* [bug report] pNFS/flexfiles: don't attempt pnfs on fatal DS errors
@ 2025-08-28 11:08 Dan Carpenter
2025-08-28 11:18 ` Mkrtchyan, Tigran
0 siblings, 1 reply; 2+ messages in thread
From: Dan Carpenter @ 2025-08-28 11:08 UTC (permalink / raw)
To: Tigran Mkrtchyan; +Cc: linux-nfs
Hello Tigran Mkrtchyan,
Commit f06bedfa62d5 ("pNFS/flexfiles: don't attempt pnfs on fatal DS
errors") from Jun 27, 2025 (linux-next), leads to the following
Smatch static checker warning:
fs/nfs/flexfilelayout/flexfilelayout.c:880 ff_layout_pg_init_read()

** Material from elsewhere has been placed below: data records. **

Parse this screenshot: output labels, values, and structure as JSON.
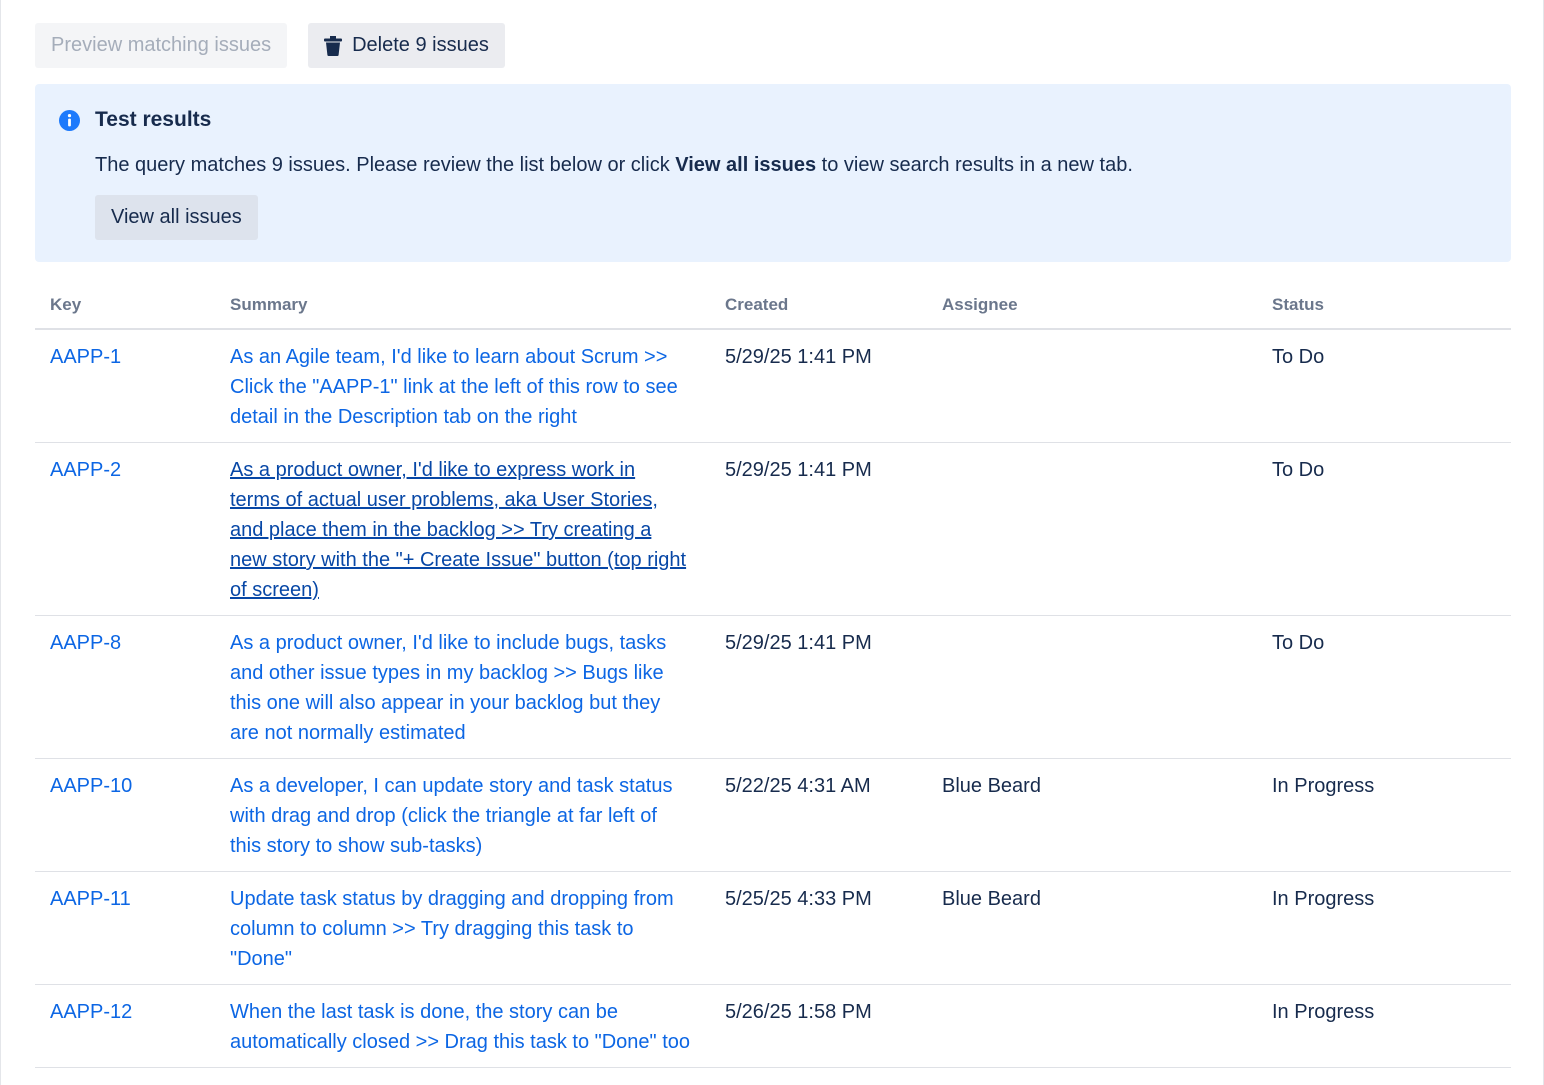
{
  "toolbar": {
    "preview_label": "Preview matching issues",
    "delete_label": "Delete 9 issues"
  },
  "info": {
    "title": "Test results",
    "text_before": "The query matches 9 issues. Please review the list below or click ",
    "text_bold": "View all issues",
    "text_after": " to view search results in a new tab.",
    "view_all_label": "View all issues"
  },
  "table": {
    "headers": {
      "key": "Key",
      "summary": "Summary",
      "created": "Created",
      "assignee": "Assignee",
      "status": "Status"
    },
    "rows": [
      {
        "key": "AAPP-1",
        "summary": "As an Agile team, I'd like to learn about Scrum >> Click the \"AAPP-1\" link at the left of this row to see detail in the Description tab on the right",
        "created": "5/29/25 1:41 PM",
        "assignee": "",
        "status": "To Do"
      },
      {
        "key": "AAPP-2",
        "summary": "As a product owner, I'd like to express work in terms of actual user problems, aka User Stories, and place them in the backlog >> Try creating a new story with the \"+ Create Issue\" button (top right of screen)",
        "created": "5/29/25 1:41 PM",
        "assignee": "",
        "status": "To Do"
      },
      {
        "key": "AAPP-8",
        "summary": "As a product owner, I'd like to include bugs, tasks and other issue types in my backlog >> Bugs like this one will also appear in your backlog but they are not normally estimated",
        "created": "5/29/25 1:41 PM",
        "assignee": "",
        "status": "To Do"
      },
      {
        "key": "AAPP-10",
        "summary": "As a developer, I can update story and task status with drag and drop (click the triangle at far left of this story to show sub-tasks)",
        "created": "5/22/25 4:31 AM",
        "assignee": "Blue Beard",
        "status": "In Progress"
      },
      {
        "key": "AAPP-11",
        "summary": "Update task status by dragging and dropping from column to column >> Try dragging this task to \"Done\"",
        "created": "5/25/25 4:33 PM",
        "assignee": "Blue Beard",
        "status": "In Progress"
      },
      {
        "key": "AAPP-12",
        "summary": "When the last task is done, the story can be automatically closed >> Drag this task to \"Done\" too",
        "created": "5/26/25 1:58 PM",
        "assignee": "",
        "status": "In Progress"
      }
    ]
  },
  "colors": {
    "link": "#0c66e4",
    "link_hover": "#0747a6",
    "info_background": "#e9f2fe",
    "info_icon": "#1d7afc",
    "text": "#172b4d",
    "header_text": "#6b778c"
  },
  "icons": {
    "delete": "trash-icon",
    "info": "info-icon"
  }
}
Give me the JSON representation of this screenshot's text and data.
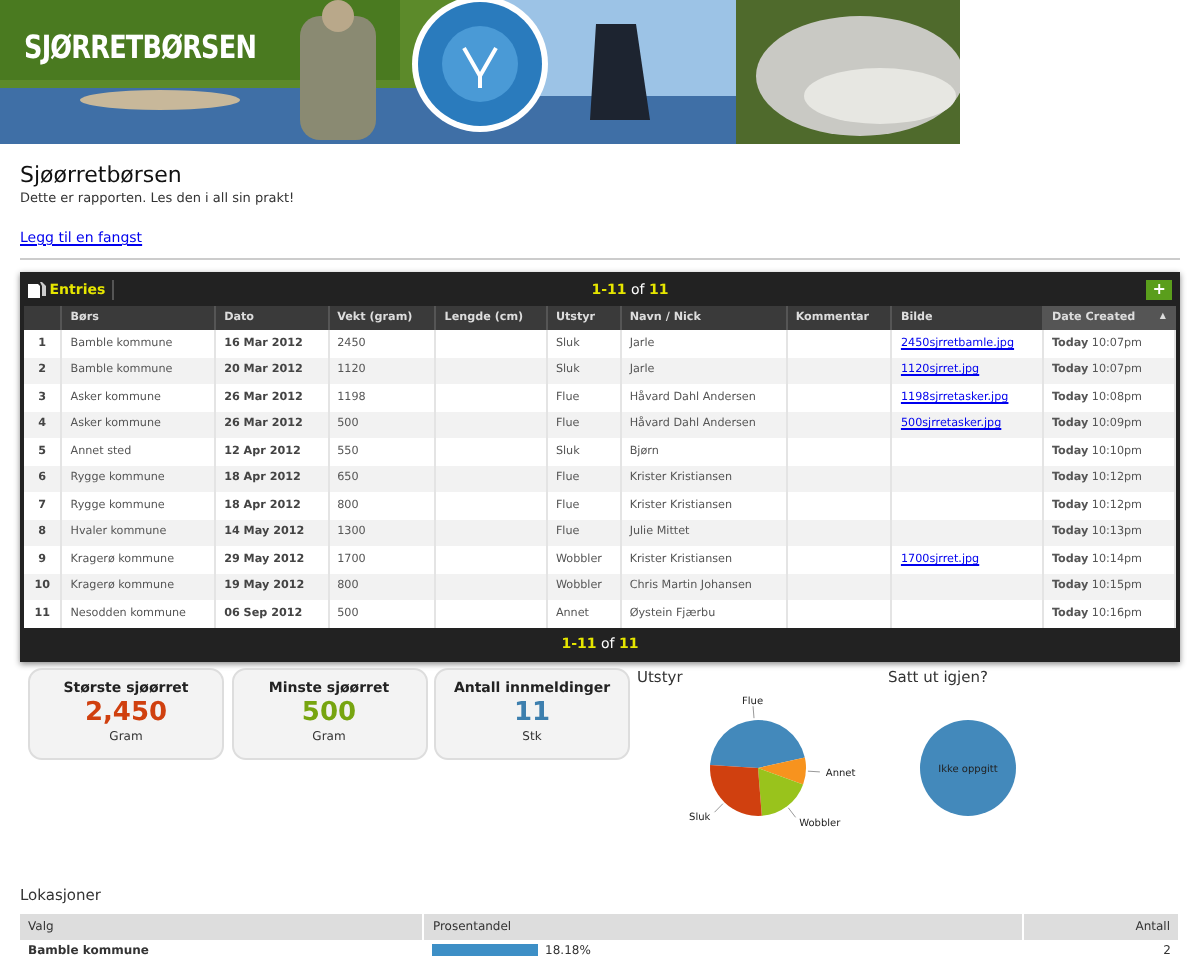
{
  "banner": {
    "title": "SJØRRETBØRSEN",
    "kind": "picture"
  },
  "page": {
    "title": "Sjøørretbørsen",
    "subtitle": "Dette er rapporten. Les den i all sin prakt!",
    "link": "Legg til en fangst"
  },
  "entries": {
    "title": "Entries",
    "top_pager": {
      "range": "1-11",
      "of": "of",
      "total": "11"
    },
    "bottom_pager": {
      "range": "1-11",
      "of": "of",
      "total": "11"
    },
    "add_button": "+",
    "columns": [
      {
        "sorted": false
      },
      {
        "label": "Børs",
        "sorted": false
      },
      {
        "label": "Dato",
        "sorted": false
      },
      {
        "label": "Vekt (gram)",
        "sorted": false
      },
      {
        "label": "Lengde (cm)",
        "sorted": false
      },
      {
        "label": "Utstyr",
        "sorted": false
      },
      {
        "label": "Navn / Nick",
        "sorted": false
      },
      {
        "label": "Kommentar",
        "sorted": false
      },
      {
        "label": "Bilde",
        "sorted": false
      },
      {
        "label": "Date Created",
        "sorted": true,
        "sort_icon": "▲"
      }
    ],
    "rows": [
      {
        "id": "1",
        "bors": "Bamble kommune",
        "dato": "16 Mar 2012",
        "vekt": "2450",
        "utstyr": "Sluk",
        "navn": "Jarle",
        "bilde": "2450sjrretbamle.jpg",
        "day": "Today",
        "time": "10:07pm"
      },
      {
        "id": "2",
        "bors": "Bamble kommune",
        "dato": "20 Mar 2012",
        "vekt": "1120",
        "utstyr": "Sluk",
        "navn": "Jarle",
        "bilde": "1120sjrret.jpg",
        "day": "Today",
        "time": "10:07pm"
      },
      {
        "id": "3",
        "bors": "Asker kommune",
        "dato": "26 Mar 2012",
        "vekt": "1198",
        "utstyr": "Flue",
        "navn": "Håvard Dahl Andersen",
        "bilde": "1198sjrretasker.jpg",
        "day": "Today",
        "time": "10:08pm"
      },
      {
        "id": "4",
        "bors": "Asker kommune",
        "dato": "26 Mar 2012",
        "vekt": "500",
        "utstyr": "Flue",
        "navn": "Håvard Dahl Andersen",
        "bilde": "500sjrretasker.jpg",
        "day": "Today",
        "time": "10:09pm"
      },
      {
        "id": "5",
        "bors": "Annet sted",
        "dato": "12 Apr 2012",
        "vekt": "550",
        "utstyr": "Sluk",
        "navn": "Bjørn",
        "day": "Today",
        "time": "10:10pm"
      },
      {
        "id": "6",
        "bors": "Rygge kommune",
        "dato": "18 Apr 2012",
        "vekt": "650",
        "utstyr": "Flue",
        "navn": "Krister Kristiansen",
        "day": "Today",
        "time": "10:12pm"
      },
      {
        "id": "7",
        "bors": "Rygge kommune",
        "dato": "18 Apr 2012",
        "vekt": "800",
        "utstyr": "Flue",
        "navn": "Krister Kristiansen",
        "day": "Today",
        "time": "10:12pm"
      },
      {
        "id": "8",
        "bors": "Hvaler kommune",
        "dato": "14 May 2012",
        "vekt": "1300",
        "utstyr": "Flue",
        "navn": "Julie Mittet",
        "day": "Today",
        "time": "10:13pm"
      },
      {
        "id": "9",
        "bors": "Kragerø kommune",
        "dato": "29 May 2012",
        "vekt": "1700",
        "utstyr": "Wobbler",
        "navn": "Krister Kristiansen",
        "bilde": "1700sjrret.jpg",
        "day": "Today",
        "time": "10:14pm"
      },
      {
        "id": "10",
        "bors": "Kragerø kommune",
        "dato": "19 May 2012",
        "vekt": "800",
        "utstyr": "Wobbler",
        "navn": "Chris Martin Johansen",
        "day": "Today",
        "time": "10:15pm"
      },
      {
        "id": "11",
        "bors": "Nesodden kommune",
        "dato": "06 Sep 2012",
        "vekt": "500",
        "utstyr": "Annet",
        "navn": "Øystein Fjærbu",
        "day": "Today",
        "time": "10:16pm"
      }
    ]
  },
  "stats": [
    {
      "label": "Største sjøørret",
      "value": "2,450",
      "unit": "Gram",
      "color": "#d0400f"
    },
    {
      "label": "Minste sjøørret",
      "value": "500",
      "unit": "Gram",
      "color": "#77a510"
    },
    {
      "label": "Antall innmeldinger",
      "value": "11",
      "unit": "Stk",
      "color": "#3d7fae"
    }
  ],
  "charts": [
    {
      "title": "Utstyr",
      "chart_data": {
        "type": "pie",
        "categories": [
          "Flue",
          "Annet",
          "Wobbler",
          "Sluk"
        ],
        "series": [
          {
            "values": [
              45.46,
              9.09,
              18.18,
              27.27
            ]
          }
        ],
        "colors": [
          "#4389bb",
          "#f7931e",
          "#99c31c",
          "#d0400f"
        ]
      }
    },
    {
      "title": "Satt ut igjen?",
      "chart_data": {
        "type": "pie",
        "categories": [
          "Ikke oppgitt"
        ],
        "series": [
          {
            "values": [
              100
            ]
          }
        ],
        "colors": [
          "#4389bb"
        ]
      }
    }
  ],
  "locations": {
    "title": "Lokasjoner",
    "columns": [
      "Valg",
      "Prosentandel",
      "Antall"
    ],
    "rows": [
      {
        "valg": "Bamble kommune",
        "level": 0.1818,
        "percent": "18.18%",
        "antall": "2"
      }
    ]
  }
}
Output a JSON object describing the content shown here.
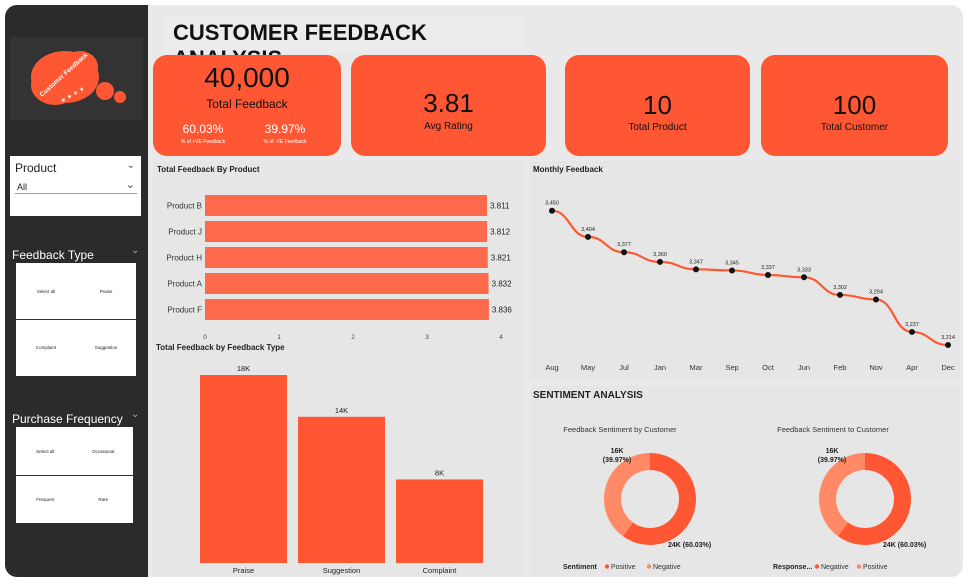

error: uninitialized symbol 'ds_idx'.
We recently changed ff_layout_choose_ds_for_read() from returning NULL to
returning error pointers. There are two bugs. One error path in
ff_layout_choose_ds_for_read() accidentally returns success. And some
of the callers are still checking for NULL instead of error pointers.
Btw, I'm always promoting my blog about error pointers and NULL:
https://staticthinking.wordpress.com/2022/08/01/mixing-error-pointers-and-null/
It's not really related here, since we should not mix error pointers
and NULL but I still link to it because that's what they taught me in
my Trump Wealth Institute course on Search Engine Optimization.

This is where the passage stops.